Drug Czar Gil Kerlikowske, speaking in front of the  International Association of Police Chiefs, could have taken a small step towards decriminalization of drug addiction and expanded drug regulation.  He didn’t do that.  His vision appears to maintain a status quo:  (Read his statement here) • marijuana remains illegal  • the war on drugs goes on •  drug addicts continue to face criminalization of their behavior.  He did, however, talk of ways we can reduce demand for illegal drugs, and offered a proposed budget of 120 million dollars to do this.

Consider that 21 to 25 million Americans are drug addicts and alcoholics in need of treatment ranging from a few counseling sessions to a year in residential care.  10% of them do receive some kind of treatment, privately and publicly.    6 to 8 million of these are addicted to hard drugs and require some level of controlled residential care.  A million and half of inmates today are incarcerated due to drug use and will be released untreated.  Some of them are there for direct drug offence, while over half of these inmates are there for doing something to get drugs.  Stealing to get drugs usually equates to addiction.   This new spending is supposed to stimulate efforts for treatment programs, expansion of drug courts, better problem solving in the court system, and treatment of incarcerated inmates.  Do the math.  With a negative cost impact to America  of 480 billion dollars due in some way to drugs and alcohol,  can 120 million make  a dent in curtailing the problem?  Treating roughly  60,000 thousand  incarcerated opiate addicts alone could cost 1.5 billion dollars for a solid year of compulsory treatment and recovery.

Part of a new treatment paradigm can look like using the same dollars it takes to incarcerate opiate addicts;  to treat them.   That begins to look like no extra dollars are needed  for treatment facilitated within the legal system.  To help this comparison, consider that an incarcerated opiate addict even if released much less than a year,  will return to prison numerous times after that, while failing drug court efforts and  continuing  to inflict financial damage to society which is part of the overall cost of alcohol and drug addiction to America.  See The Impact of Just One Addict.   Roughly, the financial impact to Americans of one addict averages 25K per year.  Coincidently, the  cost to incarcerate that addict for an aggregate of one year is about the same.  You can begin to see that having an addict leave the legal system free of drugs and alcohol and a good chance to stay sober has it advantages.

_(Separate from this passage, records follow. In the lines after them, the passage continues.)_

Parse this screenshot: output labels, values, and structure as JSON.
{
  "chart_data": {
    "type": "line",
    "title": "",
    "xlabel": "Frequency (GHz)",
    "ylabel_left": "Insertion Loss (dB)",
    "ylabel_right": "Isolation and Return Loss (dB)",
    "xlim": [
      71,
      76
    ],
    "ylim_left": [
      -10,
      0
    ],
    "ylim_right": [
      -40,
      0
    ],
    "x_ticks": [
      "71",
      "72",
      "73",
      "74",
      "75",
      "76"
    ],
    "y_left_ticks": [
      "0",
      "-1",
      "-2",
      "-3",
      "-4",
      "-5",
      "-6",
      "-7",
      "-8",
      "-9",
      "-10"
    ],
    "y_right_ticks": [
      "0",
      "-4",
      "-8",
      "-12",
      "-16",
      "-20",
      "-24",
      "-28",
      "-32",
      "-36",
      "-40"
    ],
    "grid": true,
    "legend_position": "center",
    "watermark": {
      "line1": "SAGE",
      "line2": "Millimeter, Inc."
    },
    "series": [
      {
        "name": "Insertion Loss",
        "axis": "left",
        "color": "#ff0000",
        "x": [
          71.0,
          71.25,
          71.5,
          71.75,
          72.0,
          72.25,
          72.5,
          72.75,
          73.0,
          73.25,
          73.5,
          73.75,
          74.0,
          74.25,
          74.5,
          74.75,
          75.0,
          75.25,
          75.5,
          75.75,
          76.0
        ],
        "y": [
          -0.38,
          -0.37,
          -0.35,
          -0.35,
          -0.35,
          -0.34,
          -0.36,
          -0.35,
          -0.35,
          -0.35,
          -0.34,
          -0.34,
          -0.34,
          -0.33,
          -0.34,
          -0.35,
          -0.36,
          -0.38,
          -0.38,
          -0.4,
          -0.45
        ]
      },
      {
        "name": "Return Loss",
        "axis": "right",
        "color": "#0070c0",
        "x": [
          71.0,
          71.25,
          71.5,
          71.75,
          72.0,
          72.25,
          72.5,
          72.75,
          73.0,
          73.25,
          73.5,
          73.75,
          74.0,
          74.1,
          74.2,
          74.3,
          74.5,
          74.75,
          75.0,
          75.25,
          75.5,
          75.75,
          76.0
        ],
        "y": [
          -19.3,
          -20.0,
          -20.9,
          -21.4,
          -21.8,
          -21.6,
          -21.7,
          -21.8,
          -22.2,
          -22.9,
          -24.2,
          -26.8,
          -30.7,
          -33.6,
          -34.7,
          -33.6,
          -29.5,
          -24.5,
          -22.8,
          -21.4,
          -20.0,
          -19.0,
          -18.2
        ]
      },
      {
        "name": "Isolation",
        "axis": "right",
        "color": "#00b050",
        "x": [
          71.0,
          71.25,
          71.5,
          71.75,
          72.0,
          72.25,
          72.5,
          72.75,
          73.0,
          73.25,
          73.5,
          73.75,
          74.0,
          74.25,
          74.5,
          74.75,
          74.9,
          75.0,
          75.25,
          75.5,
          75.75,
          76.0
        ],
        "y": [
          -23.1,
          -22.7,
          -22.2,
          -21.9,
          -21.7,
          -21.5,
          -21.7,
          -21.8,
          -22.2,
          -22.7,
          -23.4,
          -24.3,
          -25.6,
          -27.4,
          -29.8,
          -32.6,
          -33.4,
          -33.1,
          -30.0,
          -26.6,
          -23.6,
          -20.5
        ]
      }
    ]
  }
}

Back to the status quo, delivering treatment outside the penal system would in fact take at least two more digits added to Kerlikowske’s budget and of course expand the current cost impact to America due in some way to drugs and alcohol.  The reality of the situation is that we don’t have extra money and states don’t fund most drug court mandated treatment.  Case and point.  Most offenders are simply returning to jail for re-offence or  drug court non-compliance.  At that point, they are back in jail where treatment is not available other than optional AA and NA 12- step meetings in some prisons.  Beyond that, prison health management falls short of even treating conventional diseases, much less drug addiction and parallel mental illness.  A fresh look at new solutions and ideas requires a  necessary attitude change in legal policy.  These points were absent from Gil Kerlikowske’s speech.  We are in for more of the  same for now.

By maintaining the status quo of the war on drugs we, unfortunately  insure that the current cost impact of 480 billion dollars to Americans due to drugs and alcohol will continue to grow.  History already informs us that get tough on drug and 3-strike laws doesn’t reduce demand.  Statistics show that the rate of drug abuse and addiction is growing.   The step that wasn’t taken yet is the one towards  policy reform, budget re-allocations and facing the reality of a crisis of drug addiction in America.  Notwithstanding, our biggest concern right now is the economy.  Having just punished our budgets by more than a trillion dollars to seed economic recovery, American’s can’t stomach adding more dollars to new budget needs.

Drug addiction is an ugly horse and easy to ignore.  It’s impact is small on the surface and big where you don’t like to look.  Drug addicts and alcoholics comprise 7 to 8% of our population.  If we took 7% of the T.A.R.P. funds to seed recovery programs, we would have over 10 billion dollars, roughly two digits more than what Kerlikowski is proposing.  The drug czar is sweeping the problem under the rug.  Here’s where the 7% becomes a much bigger problem.  Our own government figures show that when you consider the collective expense of incarceration, an out of hand drug war, record deaths, hospitalization, demoralized families, and damaged communities, the impact now touches 60% of American lives and 17% of Americas operating budget.  That’s a big problem.   This is why Mr. Kerlikowske’s speech underscores an already ineffective status quo approach to addressing the scourge of drugs and alcohol.  In fairness, I will reserve final opinions until we see upcoming strategy statement scheduled in 02/10 from the ONDCP.   Look for that to come.    Dadonfire.